Я отметил это себе — не как трогательное, а как полезное.
Почту принесли вечером. Огромное, редкое событие. Подвал ожил так, как не оживал даже от огурчиков: люди подтягивались, толкались, вытягивали шеи, а старшина, сделавшийся вдруг главным человеком на этом берегу Волги, читал фамилии медленно и с удовольствием.
— Кабаков!.. Полещук!.. Тюрин — тебе два… Обухов!
Митька заорал так, будто письмо пришло ему.
Конверт был мятый, обтрёпанный по углам, прошедший через полстраны и переправу. Я развернул листок, исписанный круглым старательным почерком. Витина память подсказала: Нюра. Кругленькая, румяная, с косой и ярко-зелёными глазами.

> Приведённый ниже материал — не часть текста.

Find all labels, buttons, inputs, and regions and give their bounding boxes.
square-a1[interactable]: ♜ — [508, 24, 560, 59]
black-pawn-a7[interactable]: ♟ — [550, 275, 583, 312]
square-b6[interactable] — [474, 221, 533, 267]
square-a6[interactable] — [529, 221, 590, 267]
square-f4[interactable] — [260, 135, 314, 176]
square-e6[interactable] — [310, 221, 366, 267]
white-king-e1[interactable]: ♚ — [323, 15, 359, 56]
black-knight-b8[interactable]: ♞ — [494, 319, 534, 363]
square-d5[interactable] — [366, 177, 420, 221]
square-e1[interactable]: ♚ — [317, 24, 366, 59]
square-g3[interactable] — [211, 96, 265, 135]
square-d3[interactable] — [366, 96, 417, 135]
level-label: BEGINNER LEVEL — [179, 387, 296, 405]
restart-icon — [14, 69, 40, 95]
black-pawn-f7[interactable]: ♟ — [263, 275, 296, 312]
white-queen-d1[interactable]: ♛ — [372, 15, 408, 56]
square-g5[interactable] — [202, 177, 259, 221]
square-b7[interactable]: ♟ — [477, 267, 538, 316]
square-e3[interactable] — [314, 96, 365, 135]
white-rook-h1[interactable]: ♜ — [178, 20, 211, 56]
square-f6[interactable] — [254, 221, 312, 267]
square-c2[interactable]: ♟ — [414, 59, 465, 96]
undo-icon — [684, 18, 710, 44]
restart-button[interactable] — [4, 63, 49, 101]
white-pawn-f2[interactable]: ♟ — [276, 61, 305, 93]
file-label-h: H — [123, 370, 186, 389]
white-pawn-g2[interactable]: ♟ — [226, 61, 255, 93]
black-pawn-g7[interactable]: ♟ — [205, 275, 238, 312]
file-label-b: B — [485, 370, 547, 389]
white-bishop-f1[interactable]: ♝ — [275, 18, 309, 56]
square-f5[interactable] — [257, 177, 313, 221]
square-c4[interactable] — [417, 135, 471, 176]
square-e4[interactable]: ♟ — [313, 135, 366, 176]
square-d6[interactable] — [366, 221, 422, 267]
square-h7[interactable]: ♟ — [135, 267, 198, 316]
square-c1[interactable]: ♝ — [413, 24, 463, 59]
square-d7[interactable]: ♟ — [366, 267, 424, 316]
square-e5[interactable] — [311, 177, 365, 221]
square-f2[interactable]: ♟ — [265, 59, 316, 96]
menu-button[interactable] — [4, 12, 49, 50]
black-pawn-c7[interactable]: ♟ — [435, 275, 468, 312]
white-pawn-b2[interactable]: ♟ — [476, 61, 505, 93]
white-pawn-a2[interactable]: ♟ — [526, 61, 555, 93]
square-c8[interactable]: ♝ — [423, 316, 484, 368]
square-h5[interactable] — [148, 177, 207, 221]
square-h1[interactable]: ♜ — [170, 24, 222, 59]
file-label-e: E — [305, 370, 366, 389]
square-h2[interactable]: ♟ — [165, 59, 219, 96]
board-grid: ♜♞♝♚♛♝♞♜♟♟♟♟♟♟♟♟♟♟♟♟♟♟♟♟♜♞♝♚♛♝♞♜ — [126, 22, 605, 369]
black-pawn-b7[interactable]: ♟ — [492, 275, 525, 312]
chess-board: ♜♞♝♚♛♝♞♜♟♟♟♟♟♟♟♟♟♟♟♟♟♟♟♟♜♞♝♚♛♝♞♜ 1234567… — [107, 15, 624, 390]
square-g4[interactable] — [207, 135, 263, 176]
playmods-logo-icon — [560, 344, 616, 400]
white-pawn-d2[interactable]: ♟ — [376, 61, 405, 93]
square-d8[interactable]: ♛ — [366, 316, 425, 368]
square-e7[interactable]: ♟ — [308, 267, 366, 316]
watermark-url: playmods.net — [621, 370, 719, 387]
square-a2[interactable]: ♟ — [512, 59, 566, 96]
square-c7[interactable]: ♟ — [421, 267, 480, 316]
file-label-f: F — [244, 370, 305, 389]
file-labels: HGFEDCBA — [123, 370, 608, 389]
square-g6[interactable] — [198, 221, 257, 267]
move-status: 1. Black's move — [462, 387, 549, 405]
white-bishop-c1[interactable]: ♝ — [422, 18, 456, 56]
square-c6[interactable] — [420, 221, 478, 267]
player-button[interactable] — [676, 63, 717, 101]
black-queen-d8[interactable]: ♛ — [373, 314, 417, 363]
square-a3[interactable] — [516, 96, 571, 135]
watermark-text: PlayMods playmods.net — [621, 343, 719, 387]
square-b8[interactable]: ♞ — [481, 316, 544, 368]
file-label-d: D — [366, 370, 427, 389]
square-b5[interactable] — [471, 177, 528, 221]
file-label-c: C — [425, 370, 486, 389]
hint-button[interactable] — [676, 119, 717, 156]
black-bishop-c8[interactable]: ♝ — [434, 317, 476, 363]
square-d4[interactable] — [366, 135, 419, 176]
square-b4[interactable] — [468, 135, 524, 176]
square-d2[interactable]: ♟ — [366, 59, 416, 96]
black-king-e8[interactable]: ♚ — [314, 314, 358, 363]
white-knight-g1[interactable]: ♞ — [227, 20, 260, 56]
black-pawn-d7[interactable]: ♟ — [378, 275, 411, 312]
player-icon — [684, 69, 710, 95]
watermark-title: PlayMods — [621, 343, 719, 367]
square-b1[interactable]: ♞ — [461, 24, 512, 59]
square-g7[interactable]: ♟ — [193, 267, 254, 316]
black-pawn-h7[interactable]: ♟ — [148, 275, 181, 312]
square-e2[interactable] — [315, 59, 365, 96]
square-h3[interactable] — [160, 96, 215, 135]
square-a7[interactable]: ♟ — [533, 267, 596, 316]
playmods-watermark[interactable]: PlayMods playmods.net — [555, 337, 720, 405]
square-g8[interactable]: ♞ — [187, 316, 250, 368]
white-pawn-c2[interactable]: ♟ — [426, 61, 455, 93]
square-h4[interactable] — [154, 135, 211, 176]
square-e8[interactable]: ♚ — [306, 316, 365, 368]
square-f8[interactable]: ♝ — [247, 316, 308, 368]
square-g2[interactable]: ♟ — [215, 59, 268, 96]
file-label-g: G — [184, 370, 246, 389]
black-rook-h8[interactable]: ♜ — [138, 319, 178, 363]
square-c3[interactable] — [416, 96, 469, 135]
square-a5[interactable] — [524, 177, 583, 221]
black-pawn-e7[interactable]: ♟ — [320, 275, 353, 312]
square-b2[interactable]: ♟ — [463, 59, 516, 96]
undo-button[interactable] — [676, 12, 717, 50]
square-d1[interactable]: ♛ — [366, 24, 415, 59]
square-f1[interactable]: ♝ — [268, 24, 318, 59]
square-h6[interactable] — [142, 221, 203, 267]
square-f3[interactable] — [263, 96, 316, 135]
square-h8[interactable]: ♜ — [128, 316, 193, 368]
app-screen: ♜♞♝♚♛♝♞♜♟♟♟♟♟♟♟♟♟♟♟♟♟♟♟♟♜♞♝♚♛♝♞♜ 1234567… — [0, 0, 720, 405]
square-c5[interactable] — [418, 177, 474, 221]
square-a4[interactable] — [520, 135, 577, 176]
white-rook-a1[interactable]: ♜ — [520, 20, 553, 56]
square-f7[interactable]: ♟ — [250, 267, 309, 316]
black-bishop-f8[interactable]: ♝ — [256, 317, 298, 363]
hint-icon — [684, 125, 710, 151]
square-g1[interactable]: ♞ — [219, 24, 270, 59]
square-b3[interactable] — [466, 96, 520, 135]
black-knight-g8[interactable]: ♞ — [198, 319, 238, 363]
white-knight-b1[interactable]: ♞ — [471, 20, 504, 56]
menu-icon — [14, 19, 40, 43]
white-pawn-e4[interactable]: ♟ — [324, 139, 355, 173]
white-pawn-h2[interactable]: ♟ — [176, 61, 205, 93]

Нюра писала, что она сильно уважает Витю и всегда будет уважать. Писала, что война — это надолго, а годы идут. Писала, что ей уже девятнадцать, она засиделась в девках, и подруги с родней над ней смеются.
Нюра писала, что Степан Кузьмич, директор магазина, человек уважаемый, положительный, непьющий, при должности и с домом. Нюра писала, что Степан Кузьмич уже сделал ей предложение, а мамка сказала, что Нюра будет дурой, если откажется.
Нюра писала, чтобы Витя, если ещё жив, не держал на неё зла и возвращался домой целым и невредимым.
Я перечитал ещё раз. Аккуратно сложил листок по сгибам и убрал в карман. В подвале стояла тишина. За моей спиной Митька безуспешно пытался держать лицо. Народ уже все понял.
— Ну ты и… — севшим голосом начал Митька и прервался.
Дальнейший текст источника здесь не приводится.